The blackish cinclodes is 18 to 23 cm long and weighs about 63 g. The sexes have the same plumage. Adults of the nominate subspecies are mostly dark sooty brown, with a slightly paler throat and some dull rufous on the base of the flight feathers. The last is usually visible only in flight. Its iris is dark brown, its bill blackish, and its legs and feet blackish. Juveniles are generally browner than adults. Subspecies C. a. maculirostris is slightly larger than the nominate with a shorter bill and longer tail, and is blacker overall with a visibly yellowish base to its bill and no rufous on its wings.

==Distribution and habitat==

The nominate subspecies of the blackish cinclodes is found on the Falkland Islands. Surveys through the late 1990s found them on 40 of the 59 islands studied. Subspecies C. a. maculirostris is found in southernmost mainland Chile, both Chilean and Argentine Tierra del Fuego, and other islands in the Cape Horn Archipelago.

The blackish cinclodes is primarily coastal though it does range as far inland as 0.5 km. It favors landscapes of short grass and tussoc (tussock) grass Poa flabellata, and is also common around human habitations. Both subspecies are often found on rocky beaches near colonies of marine mammals and seabirds. In elevation they range from sea level to about 200 m.

==Behavior==
===General===

The blackish cinclodes is often very tame and will approach humans and their habitations, especially in the Falklands.

===Movement===

The blackish cinclodes is a year-round resident throughout its range.

===Feeding===

The blackish cinclodes feeds mainly on small invertebrates such as amphipods, isopods, flies, and Orthoptera. Among seabird colonies it feeds on cracked eggs, scraps, and regurgitated matter, and also takes prey from excrement. It has also been documented feeding at wounds on southern elephant seals (Mirounga leonina) and sometimes enters houses to take food crumbs and scraps.

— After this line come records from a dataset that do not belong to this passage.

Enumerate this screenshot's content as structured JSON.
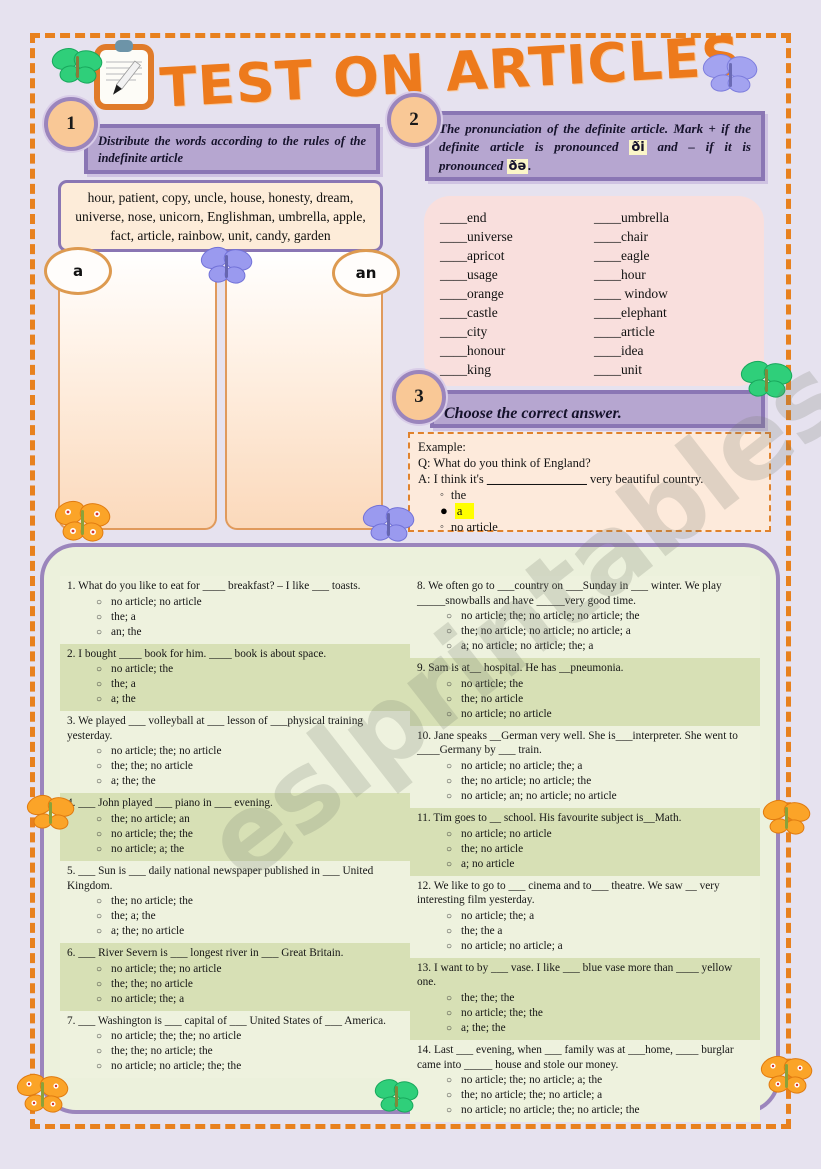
{
  "page": {
    "title": "TEST ON ARTICLES",
    "watermark": "eslprintables.com",
    "colors": {
      "background": "#e6e2ef",
      "frame_dashed": "#e8811e",
      "title_orange": "#ed7a1c",
      "instruction_purple": "#b6a6d0",
      "badge_peach": "#f9c896",
      "task2_pink": "#f9dfdd",
      "green_panel": "#ecf1dc",
      "row_dark": "#d7e0b5",
      "highlight_yellow": "#ffff00"
    }
  },
  "tasks": [
    {
      "number": "1",
      "instruction": "Distribute the words according to the rules of the indefinite article",
      "wordbank": "hour, patient, copy, uncle, house, honesty, dream, universe, nose, unicorn, Englishman, umbrella, apple, fact, article, rainbow, unit, candy, garden",
      "column_labels": [
        "a",
        "an"
      ]
    },
    {
      "number": "2",
      "instruction_part1": "The pronunciation of the definite article. Mark + if the definite article is pronounced",
      "ipa1": "ði",
      "instruction_part2": "and – if it is pronounced",
      "ipa2": "ðə",
      "instruction_part3": ".",
      "left_column": [
        "____end",
        "____universe",
        "____apricot",
        "____usage",
        "____orange",
        "____castle",
        "____city",
        "____honour",
        "____king"
      ],
      "right_column": [
        "____umbrella",
        "____chair",
        "____eagle",
        "____hour",
        "____ window",
        "____elephant",
        "____article",
        "____idea",
        "____unit"
      ]
    },
    {
      "number": "3",
      "instruction": "Choose the correct answer."
    }
  ],
  "example": {
    "label": "Example:",
    "question": "Q: What do you think of England?",
    "answer_prefix": "A: I think it's",
    "answer_blank": "________________",
    "answer_suffix": "very beautiful country.",
    "options": [
      {
        "text": "the",
        "selected": false
      },
      {
        "text": "a",
        "selected": true
      },
      {
        "text": "no article",
        "selected": false
      }
    ]
  },
  "questions_left": [
    {
      "num": "1.",
      "text": "What do you like to eat for ____ breakfast? – I like ___ toasts.",
      "options": [
        "no article; no article",
        "the; a",
        "an; the"
      ]
    },
    {
      "num": "2.",
      "text": "I bought ____ book for him. ____ book is about space.",
      "options": [
        "no article; the",
        "the; a",
        "a; the"
      ]
    },
    {
      "num": "3.",
      "text": "We played ___ volleyball at ___ lesson of ___physical training yesterday.",
      "options": [
        "no article; the; no article",
        "the; the; no article",
        "a; the; the"
      ]
    },
    {
      "num": "4.",
      "text": "___ John played ___ piano in ___ evening.",
      "options": [
        "the; no article; an",
        "no article; the; the",
        "no article; a; the"
      ]
    },
    {
      "num": "5.",
      "text": "___ Sun is ___ daily national newspaper published in ___ United Kingdom.",
      "options": [
        "the; no article; the",
        "the; a; the",
        "a; the; no article"
      ]
    },
    {
      "num": "6.",
      "text": "___ River Severn is ___ longest river in ___ Great Britain.",
      "options": [
        "no article; the; no article",
        "the; the; no article",
        "no article; the; a"
      ]
    },
    {
      "num": "7.",
      "text": "___ Washington is ___ capital of ___ United States of ___ America.",
      "options": [
        "no article; the; the; no article",
        "the; the; no article; the",
        "no article; no article; the; the"
      ]
    }
  ],
  "questions_right": [
    {
      "num": "8.",
      "text": "We often go to ___country on ___Sunday in ___ winter. We play _____snowballs and have _____very good time.",
      "options": [
        "no article; the; no article; no article; the",
        "the; no article; no article; no article; a",
        "a; no article; no article; the; a"
      ]
    },
    {
      "num": "9.",
      "text": "Sam is at__ hospital. He has __pneumonia.",
      "options": [
        "no article; the",
        "the; no article",
        "no article; no article"
      ]
    },
    {
      "num": "10.",
      "text": "Jane speaks __German very well. She is___interpreter. She went to ____Germany by ___ train.",
      "options": [
        "no article; no article; the; a",
        "the; no article; no article; the",
        "no article; an; no article; no article"
      ]
    },
    {
      "num": "11.",
      "text": "Tim goes to __ school. His favourite subject is__Math.",
      "options": [
        "no article; no article",
        "the; no article",
        "a; no article"
      ]
    },
    {
      "num": "12.",
      "text": "We like to go to ___ cinema and to___ theatre. We saw __ very interesting film yesterday.",
      "options": [
        "no article; the; a",
        "the; the a",
        "no article; no article; a"
      ]
    },
    {
      "num": "13.",
      "text": "I want to by ___ vase. I like ___ blue vase more than ____ yellow one.",
      "options": [
        "the; the; the",
        "no article; the; the",
        "a; the; the"
      ]
    },
    {
      "num": "14.",
      "text": "Last ___ evening, when ___ family was at ___home, ____ burglar came into _____ house and stole our money.",
      "options": [
        "no article; the; no article; a; the",
        "the; no article; the; no article; a",
        "no article; no article; the; no article; the"
      ]
    }
  ],
  "icons": {
    "clipboard": "clipboard-pencil-icon",
    "butterfly": "butterfly-icon"
  }
}
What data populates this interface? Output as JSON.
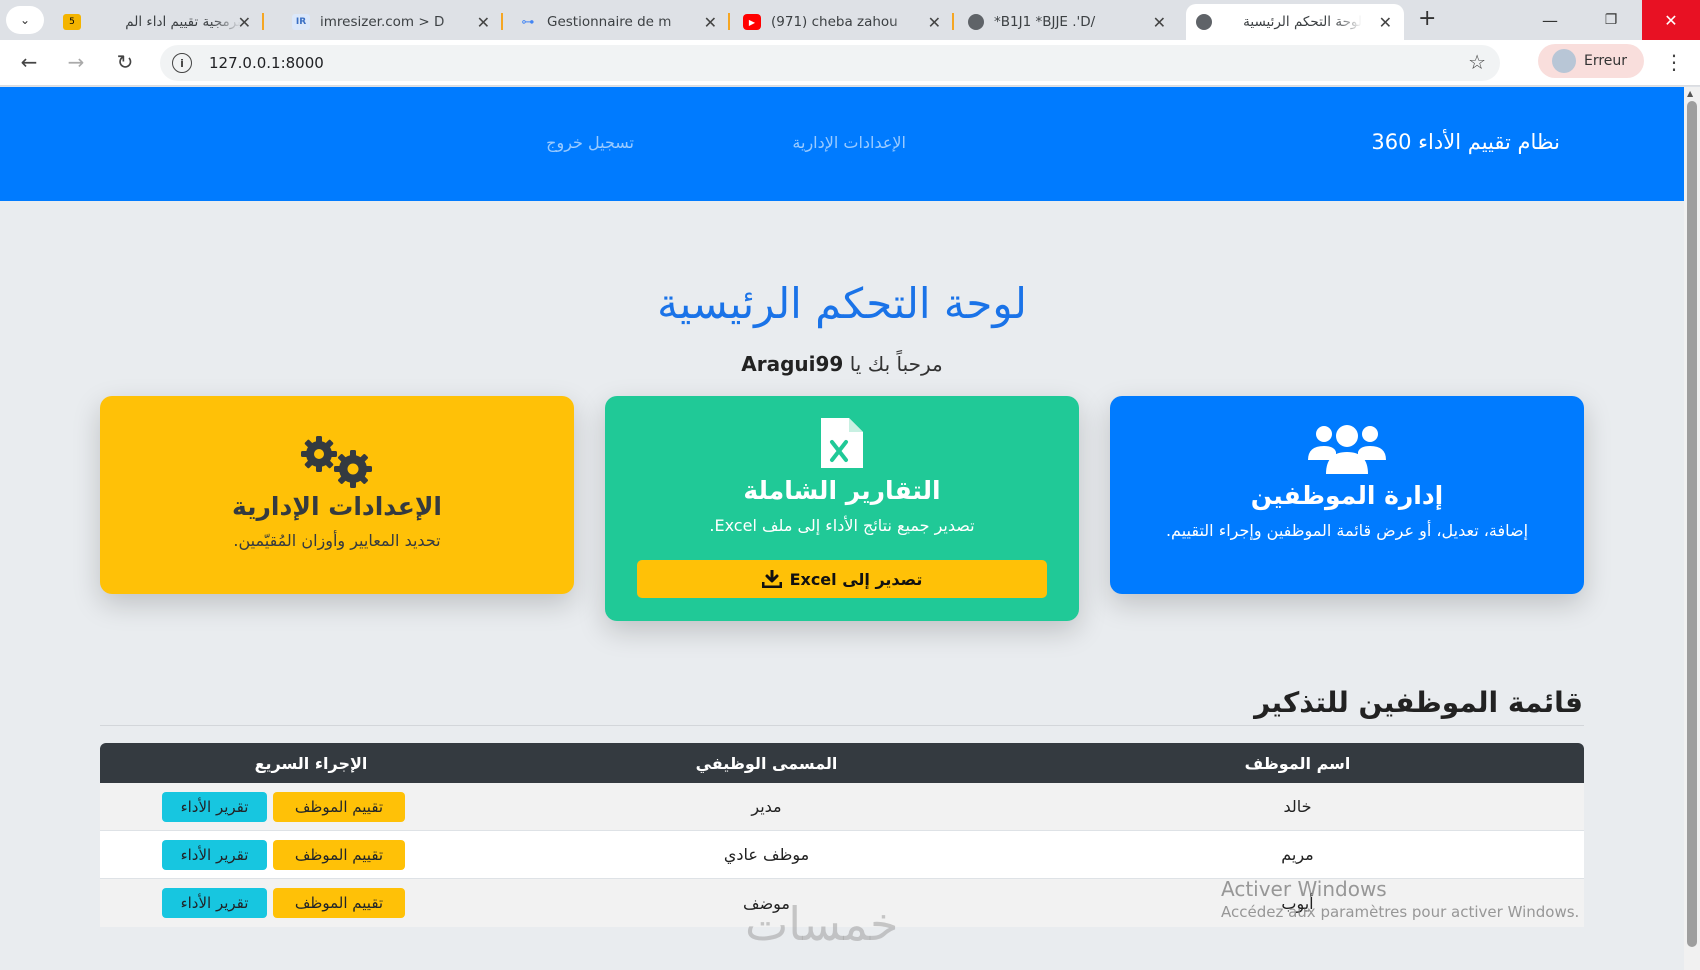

On and near beaches it gleans and probes for prey, especially in floating and washed up kelp. It leaps up to capture flies in mid-air and follows humans along beaches to capture what they disturb.

===Breeding===

Most of the data on the blackish cinclodes' breeding biology comes from the nominate subspecies on the Falklands. Their breeding season lasts from September to January and two broods are often raised. Subspecies C. a. maculirostris appears to have a similar nesting season. Both subspecies nest in a tunnel in an earthen bank or in a rock crevice. The nominate is also known to nest in abandoned seabird burrows and under buildings. Both subspecies line the nest chamber with grass and feathers. The clutch size is two or three eggs. In the Falklands the incubation period is about 16 days, fledging occurs about 25 days after hatch, and both adults care for the young.

===Vocalization===

All of the recordings of blackish cinclodes vocalizations in xeno-canto and the Cornell Lab of Ornithology's Macaulay Library are from the Falkland Islands. The song is "a long series of sharp, explosive notes intermixed with musical trills...described as tittering chee-chee-chee-chee-cheecheecheecheecheechee-chee". The species sometimes sings during a flight display that ends with a dive to the ground, an occasionally sings for several minutes on the ground. Its call is "a short, sharp chip" that is sometimes extended into a trill.

==Status==

The IUCN follows HBW taxonomy and so has separately assessed the two subspecies of blackish cinclodes. Both are considered Near Threatened. The size of the nominate "blackish" population on the Falkland Islands is not known and is believed to be decreasing. The population of the "black" C. a. maculirostris is estimated at 3000 to 19,000 mature individuals and is also believed to be decreasing. Both are extremely vulnerable to predation by introduced cats and rats and are generally found only where they are absent. Some previously affected small islands in the Falklands have been cleared of land predators and populations on them appear to be more stable. The species occurs in only a few formally protected areas.